Who would be mug enough to take that deal?
I found this the case in SA too, and I expect in most other states it has been very unattractive to get onto any VPP plans I’ve seen offered.
Some actually have good FITs still, eg some QLD 13c vs SA / VIC 4c, but I think those days are numbered Australia wide.
It’s also clear some states are already moving towards offers with variable FIT payments, zero for solar soak hours (which may go negative one day), and quite generous offers for morning peak and late PM / evenings.
I guess this would be managed by battery / inverter software or Catch Power type devices for curtailment.
At least you control that, and not the retailer.
There’s always Amber too, when they get 5 min data and smart shift sorted better, and other wholesale models most likely on the way.
Good points Les.
Thanks for making them.
The beauty of elections promises…
Since it has been made official, everyone wants a battery installed yesterday (!)
Meanwhile we still don’t have a clue how to quote them properly because new legislation hasn’t been written, and we have been told old legislation is (maybe) changing to be compatible with the new scheme…
Most of the comments of fellow installers are valid points.
We need to remove the dodgy operators.
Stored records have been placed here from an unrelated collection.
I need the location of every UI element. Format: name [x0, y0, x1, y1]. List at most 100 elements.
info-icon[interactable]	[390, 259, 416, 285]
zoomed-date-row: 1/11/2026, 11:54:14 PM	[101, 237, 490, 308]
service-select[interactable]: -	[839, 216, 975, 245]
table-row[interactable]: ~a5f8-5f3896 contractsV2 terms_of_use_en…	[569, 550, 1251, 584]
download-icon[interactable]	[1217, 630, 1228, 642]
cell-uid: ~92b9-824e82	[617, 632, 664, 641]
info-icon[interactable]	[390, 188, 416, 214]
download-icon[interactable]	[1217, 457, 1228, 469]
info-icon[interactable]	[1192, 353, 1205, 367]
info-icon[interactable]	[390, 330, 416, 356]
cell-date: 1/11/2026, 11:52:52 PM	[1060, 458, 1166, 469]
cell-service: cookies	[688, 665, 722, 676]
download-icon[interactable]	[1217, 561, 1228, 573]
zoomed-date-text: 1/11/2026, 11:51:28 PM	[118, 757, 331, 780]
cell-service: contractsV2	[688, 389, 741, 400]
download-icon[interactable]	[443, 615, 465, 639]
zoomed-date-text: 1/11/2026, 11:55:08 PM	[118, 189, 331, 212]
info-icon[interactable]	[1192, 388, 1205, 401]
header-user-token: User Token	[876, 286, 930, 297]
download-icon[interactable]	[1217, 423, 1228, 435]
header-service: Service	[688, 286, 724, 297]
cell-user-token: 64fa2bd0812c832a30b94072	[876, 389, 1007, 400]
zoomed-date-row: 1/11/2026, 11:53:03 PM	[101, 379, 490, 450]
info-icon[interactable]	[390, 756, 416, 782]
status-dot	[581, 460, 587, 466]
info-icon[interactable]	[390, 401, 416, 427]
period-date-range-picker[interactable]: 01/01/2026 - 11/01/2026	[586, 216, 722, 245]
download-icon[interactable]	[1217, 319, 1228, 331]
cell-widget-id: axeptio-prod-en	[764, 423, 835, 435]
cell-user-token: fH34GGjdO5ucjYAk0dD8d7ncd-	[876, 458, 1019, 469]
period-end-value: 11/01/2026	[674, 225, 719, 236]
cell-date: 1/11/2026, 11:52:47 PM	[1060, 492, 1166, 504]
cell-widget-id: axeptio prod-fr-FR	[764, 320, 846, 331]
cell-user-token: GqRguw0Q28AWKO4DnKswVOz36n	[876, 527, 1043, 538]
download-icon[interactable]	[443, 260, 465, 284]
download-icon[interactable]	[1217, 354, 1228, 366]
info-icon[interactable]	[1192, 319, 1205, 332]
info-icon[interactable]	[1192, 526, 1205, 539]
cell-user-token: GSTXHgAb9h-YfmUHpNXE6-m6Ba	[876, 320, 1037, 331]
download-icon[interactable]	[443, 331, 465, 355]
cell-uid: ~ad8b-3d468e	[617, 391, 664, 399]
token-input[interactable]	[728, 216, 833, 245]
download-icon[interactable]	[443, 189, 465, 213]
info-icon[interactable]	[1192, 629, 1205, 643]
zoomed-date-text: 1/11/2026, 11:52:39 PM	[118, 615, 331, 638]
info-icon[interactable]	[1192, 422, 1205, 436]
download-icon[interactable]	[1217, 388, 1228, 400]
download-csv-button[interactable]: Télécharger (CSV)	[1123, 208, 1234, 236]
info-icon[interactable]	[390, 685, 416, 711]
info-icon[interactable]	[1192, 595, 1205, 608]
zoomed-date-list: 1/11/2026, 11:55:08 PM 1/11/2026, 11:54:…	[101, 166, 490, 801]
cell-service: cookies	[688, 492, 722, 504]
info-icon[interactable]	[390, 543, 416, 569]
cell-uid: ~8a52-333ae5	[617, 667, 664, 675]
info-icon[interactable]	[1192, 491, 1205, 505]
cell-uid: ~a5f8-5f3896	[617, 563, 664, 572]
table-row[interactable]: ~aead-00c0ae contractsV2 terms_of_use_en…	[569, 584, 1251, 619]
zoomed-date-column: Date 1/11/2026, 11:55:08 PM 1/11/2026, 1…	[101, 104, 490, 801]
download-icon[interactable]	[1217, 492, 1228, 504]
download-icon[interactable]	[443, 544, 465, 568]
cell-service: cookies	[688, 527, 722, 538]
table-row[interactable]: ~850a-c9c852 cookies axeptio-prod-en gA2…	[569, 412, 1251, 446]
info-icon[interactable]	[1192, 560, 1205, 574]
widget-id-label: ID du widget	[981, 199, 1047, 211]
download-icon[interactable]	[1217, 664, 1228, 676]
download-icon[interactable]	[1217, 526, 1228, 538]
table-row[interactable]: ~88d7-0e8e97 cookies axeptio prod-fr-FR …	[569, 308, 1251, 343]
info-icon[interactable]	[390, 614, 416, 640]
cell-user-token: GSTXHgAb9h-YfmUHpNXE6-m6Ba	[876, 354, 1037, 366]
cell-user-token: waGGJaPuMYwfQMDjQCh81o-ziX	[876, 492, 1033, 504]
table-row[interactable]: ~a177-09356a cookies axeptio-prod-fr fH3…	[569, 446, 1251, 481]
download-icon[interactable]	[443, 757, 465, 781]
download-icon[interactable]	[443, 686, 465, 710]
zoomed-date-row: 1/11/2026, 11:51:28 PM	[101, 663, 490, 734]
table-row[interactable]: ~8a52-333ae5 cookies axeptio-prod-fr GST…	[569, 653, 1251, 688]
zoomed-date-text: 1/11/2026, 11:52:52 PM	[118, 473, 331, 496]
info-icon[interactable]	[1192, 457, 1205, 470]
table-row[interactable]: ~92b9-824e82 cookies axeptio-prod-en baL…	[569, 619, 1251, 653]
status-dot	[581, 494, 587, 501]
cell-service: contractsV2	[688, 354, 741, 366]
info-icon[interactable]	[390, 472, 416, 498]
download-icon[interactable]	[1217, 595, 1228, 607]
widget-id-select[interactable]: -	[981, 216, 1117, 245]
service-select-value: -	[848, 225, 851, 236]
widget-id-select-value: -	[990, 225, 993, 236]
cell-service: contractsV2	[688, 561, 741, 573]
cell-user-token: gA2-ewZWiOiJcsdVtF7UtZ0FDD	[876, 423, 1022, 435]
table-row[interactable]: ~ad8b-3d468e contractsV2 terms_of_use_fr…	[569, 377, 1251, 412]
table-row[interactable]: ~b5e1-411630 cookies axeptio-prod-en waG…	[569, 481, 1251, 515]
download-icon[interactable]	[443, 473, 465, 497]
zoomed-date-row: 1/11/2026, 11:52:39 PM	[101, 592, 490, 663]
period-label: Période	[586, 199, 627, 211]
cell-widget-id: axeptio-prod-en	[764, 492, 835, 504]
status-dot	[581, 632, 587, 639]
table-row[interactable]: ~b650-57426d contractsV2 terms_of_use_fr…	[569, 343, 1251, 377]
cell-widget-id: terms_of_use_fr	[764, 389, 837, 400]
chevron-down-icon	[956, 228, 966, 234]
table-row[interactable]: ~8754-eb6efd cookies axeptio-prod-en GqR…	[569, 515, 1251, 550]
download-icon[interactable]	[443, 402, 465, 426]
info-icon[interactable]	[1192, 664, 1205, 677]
This is too dangerous to let them do random installs. There are still too many of them, and I’m a little worried that the new scheme being under SRES may be a door to easy to open for them.
We need a scheme half-way between PDRS and SRES.
Thanks Mat,
It’s good to hear from the installers first hand.
Governments remember the ‘pink batts’ controversy, it’s become the thing they all want to avoid happening again (even though most of the problems with it were a political beat-up).
Hi Nick,
I’m glad you added the brackets. So good was the beat up that people now have a simple word association where pink batts = failure.
Sadly the propaganda was so effective it ended up throwing the insulation industry under the bus, just so they could blame the minister who was driving it.
As fast economic stimulus, in terms of installation fire safety, as an effective bulwark against rising energy costs, the pink batts scheme was a roaring success.